Reader question: Can I put my Swiss health insurance on hold if I’m abroad?

Given how expensive health insurance premiums are in Switzerland, you may be tempted to suspend your policy while you are abroad. Is this possible?

Reader question: Can I put my Swiss health insurance on hold if I'm abroad?

Unlike the obligatory car insurance, which you can suspend temporarily by depositing your registration plates at the local motor vehicles office, rules pertaining to health insurance are much stricter.

As the Federal Office of Public Health explains it, “If you leave the country for a certain period to travel or study but do not take up residence abroad, you are still required to have [health] insurance in Switzerland”.

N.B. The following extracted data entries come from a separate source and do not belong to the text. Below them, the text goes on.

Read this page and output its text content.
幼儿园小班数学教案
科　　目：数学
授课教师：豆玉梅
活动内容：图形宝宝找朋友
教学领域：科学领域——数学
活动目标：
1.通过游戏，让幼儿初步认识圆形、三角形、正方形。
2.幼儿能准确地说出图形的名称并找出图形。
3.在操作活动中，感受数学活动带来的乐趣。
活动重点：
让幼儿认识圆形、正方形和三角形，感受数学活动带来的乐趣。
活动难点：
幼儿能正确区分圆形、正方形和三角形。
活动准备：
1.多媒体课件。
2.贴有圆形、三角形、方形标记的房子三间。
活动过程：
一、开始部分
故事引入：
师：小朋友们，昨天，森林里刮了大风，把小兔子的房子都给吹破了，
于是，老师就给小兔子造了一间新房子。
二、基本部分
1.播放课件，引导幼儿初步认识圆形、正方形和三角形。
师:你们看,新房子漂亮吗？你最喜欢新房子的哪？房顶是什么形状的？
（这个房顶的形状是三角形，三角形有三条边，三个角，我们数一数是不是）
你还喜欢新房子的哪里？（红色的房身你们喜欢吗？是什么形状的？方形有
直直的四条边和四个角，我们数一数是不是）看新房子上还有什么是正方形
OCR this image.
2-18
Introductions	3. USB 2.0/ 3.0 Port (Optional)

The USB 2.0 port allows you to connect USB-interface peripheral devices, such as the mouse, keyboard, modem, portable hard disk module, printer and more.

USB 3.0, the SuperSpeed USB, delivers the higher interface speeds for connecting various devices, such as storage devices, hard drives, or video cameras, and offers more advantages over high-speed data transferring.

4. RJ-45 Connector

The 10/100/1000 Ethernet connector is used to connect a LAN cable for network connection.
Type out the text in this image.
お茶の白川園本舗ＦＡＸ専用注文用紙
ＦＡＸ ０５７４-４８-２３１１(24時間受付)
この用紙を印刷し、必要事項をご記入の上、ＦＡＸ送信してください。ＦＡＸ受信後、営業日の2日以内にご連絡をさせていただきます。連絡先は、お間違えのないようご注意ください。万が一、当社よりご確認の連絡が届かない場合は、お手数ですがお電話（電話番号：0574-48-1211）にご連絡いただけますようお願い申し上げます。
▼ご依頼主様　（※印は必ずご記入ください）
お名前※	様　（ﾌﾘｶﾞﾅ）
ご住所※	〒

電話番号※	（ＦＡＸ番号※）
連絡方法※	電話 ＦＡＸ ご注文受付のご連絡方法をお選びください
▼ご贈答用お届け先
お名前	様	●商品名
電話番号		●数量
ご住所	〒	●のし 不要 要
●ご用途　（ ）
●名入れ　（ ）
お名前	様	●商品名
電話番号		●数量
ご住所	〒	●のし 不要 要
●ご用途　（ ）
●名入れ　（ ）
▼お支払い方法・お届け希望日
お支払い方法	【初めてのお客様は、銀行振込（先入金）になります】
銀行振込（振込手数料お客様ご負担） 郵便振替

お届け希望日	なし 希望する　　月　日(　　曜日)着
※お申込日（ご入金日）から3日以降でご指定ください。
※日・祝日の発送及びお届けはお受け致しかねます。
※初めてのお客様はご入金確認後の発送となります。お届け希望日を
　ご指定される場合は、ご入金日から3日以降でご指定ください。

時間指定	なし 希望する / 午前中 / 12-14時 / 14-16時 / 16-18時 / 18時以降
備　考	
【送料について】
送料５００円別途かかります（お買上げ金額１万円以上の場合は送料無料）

In other words, as long as you are a registered resident of Switzerland, regardless of your nationality or passport, you must keep your compulsory Swiss health insurance and pay your premiums. While you do this, you also remain covered against most medical emergencies while you travel.

However, rules are less stringent for supplemental health plans which can, in some cases, be put on hold, depending on the insurance provider, according to Switzerland’s Moneyland consumer website.

The only exception allowed for suspending the health insurance coverage is during a military or civil protection service which lasts more than 60 consecutive days.

“During these periods, the risks of illness and accident are covered by military insurance. Your health insurance provider will refund your premiums”, according to FOPH.

Under what circumstances can you cancel your Swiss health insurance?

Swiss law says you can cancel your insurance if you are moving abroad, either permanently for for a period exceeding three months.

If you do so, only claims for treatments given while you still lived in Switzerland will be paid by your insurance; any medical bills for treatment incurred after you officially leave will be denied.

These are the procedures for cancelling your compulsory health insurance if you leave the country under conditions mentioned above

To announce your departure abroad, you must send your insurance carrier a letter including your name, customer number or AVS/AHV number.

You must also include a certificate from your place of residence in Switzerland confirming that you have de-registered from your current address, as well as the date of your departure.

Note, however, that if your new destination is another Swiss community / canton, rather than a foreign country, your insurance can only be cancelled from the following calendar year and only if you present proof of having taken up a new policy with another company.

READ MORE: EXPLAINED: How to register your address in Switzerland

You can find out more information about this process here

If you suspend your health insurance for less than six years, you can reactivate it at a later date with the same company when you return to Switzerland.